I’m on my way to Santa Fe. I made arrangements to go last summer; my brother invited me. He actually invited me to orchestrate a meeting with my half sister, a woman I have known about since I was somewhere between seven and ten years old. She was one of three children abandoned by my father when he left her mother, sometime in 1962 or 63.
Recently I received two reels of film from my mother’s sister, the only surviving sibling of either my mother or my father. The film was labeled “Family Xmas 1964”. My first Christmas. Incredibly, one can drop off these ancient relics at the local Costco, and even before they are returned to that big box buy everything store, you can view them online.
There I am, toddling about.
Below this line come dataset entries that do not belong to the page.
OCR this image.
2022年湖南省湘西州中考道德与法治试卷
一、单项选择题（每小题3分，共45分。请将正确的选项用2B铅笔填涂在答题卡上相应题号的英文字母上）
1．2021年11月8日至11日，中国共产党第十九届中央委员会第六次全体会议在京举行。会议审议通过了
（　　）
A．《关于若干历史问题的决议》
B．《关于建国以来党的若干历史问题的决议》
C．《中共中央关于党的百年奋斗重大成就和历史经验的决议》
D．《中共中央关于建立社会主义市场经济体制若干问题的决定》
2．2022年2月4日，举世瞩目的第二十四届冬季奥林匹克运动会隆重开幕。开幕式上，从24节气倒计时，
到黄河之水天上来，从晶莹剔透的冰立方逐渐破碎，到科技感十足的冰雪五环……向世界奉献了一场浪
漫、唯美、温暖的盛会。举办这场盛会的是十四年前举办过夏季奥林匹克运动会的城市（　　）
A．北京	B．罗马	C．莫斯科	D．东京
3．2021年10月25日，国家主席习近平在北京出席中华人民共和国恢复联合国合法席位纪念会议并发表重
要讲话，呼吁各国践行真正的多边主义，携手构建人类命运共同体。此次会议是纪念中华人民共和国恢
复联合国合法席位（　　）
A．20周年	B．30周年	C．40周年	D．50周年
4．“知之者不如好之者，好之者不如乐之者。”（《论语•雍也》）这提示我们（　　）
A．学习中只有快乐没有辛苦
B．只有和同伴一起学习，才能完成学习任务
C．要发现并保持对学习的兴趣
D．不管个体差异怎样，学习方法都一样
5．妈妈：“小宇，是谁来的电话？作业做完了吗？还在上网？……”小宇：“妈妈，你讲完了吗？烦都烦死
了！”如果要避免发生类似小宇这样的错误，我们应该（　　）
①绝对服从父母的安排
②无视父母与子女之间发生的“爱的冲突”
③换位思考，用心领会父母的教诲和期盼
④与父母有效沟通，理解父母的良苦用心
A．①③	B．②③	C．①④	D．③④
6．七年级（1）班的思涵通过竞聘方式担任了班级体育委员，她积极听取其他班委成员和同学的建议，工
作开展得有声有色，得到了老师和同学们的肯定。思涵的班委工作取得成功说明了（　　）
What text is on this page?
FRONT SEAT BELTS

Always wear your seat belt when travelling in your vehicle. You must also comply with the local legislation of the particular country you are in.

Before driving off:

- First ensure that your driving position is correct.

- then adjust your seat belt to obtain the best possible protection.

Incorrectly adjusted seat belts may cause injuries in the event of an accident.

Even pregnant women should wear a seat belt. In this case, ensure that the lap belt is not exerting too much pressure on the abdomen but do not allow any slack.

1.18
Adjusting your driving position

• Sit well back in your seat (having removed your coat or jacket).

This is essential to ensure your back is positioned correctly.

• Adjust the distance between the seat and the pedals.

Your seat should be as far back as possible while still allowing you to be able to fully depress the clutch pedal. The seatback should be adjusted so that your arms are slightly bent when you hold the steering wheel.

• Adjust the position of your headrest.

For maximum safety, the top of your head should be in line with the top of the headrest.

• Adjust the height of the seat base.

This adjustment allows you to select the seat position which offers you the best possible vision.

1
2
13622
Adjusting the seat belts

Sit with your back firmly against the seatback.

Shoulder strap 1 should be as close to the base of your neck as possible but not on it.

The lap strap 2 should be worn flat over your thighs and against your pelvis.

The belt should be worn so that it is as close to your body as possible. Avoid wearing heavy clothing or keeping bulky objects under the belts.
There are children there, two girls in mid grade school, a blonde toddler boy and his mother..none of them known to me. Then glimpses of my grandmother, playing with me, a baby with serious demeanor, with the face I remember on my own oldest girl, focused, blinking eyes away from what must be the light of the movie camera. There is no sound; the technology for home cameras wasn’t that developed.
And there is my father, hair slicked back, smoking, moving around. I haven’t seen my father move around since 1985; he died that year at the age of 63. I have never seen him so young and moving, smiling, a Jewish looking version of the actors on Mad Men. Somehow, the motion makes him seem real again, more than the man in the pictures holding me at the Grand Canyon, more than the photo of him at his desk at the university, an image I’ve lived with for years.
The women wear ridiculous ribbons in their hair, bows that match mine and the other little girls. I feel angry at them, angry that they allow themselves to remain a baby like me instead of meeting and matching the sophisticated look of the men in the film. My mother appears for an instant. She must have handed the camera to someone else, in fact, my mother was an accomplished filmmaker who was sent back to the kitchen by the men who owned the industry. She is beautiful, as lovely as my father is handsome.
And who is missing? My father’s three other children. He is masquerading in this film, watching me. Did he forget the children that also belonged to him, including my half sister, who I am meeting now after almost 50 years?
My grandmother bounces me up and down, feeds me, lets me ride a plastic pony. I don’t crack a smile, I still don’t when I’m concentrating. It looks like I’m the only one who isn’t playing for the camera.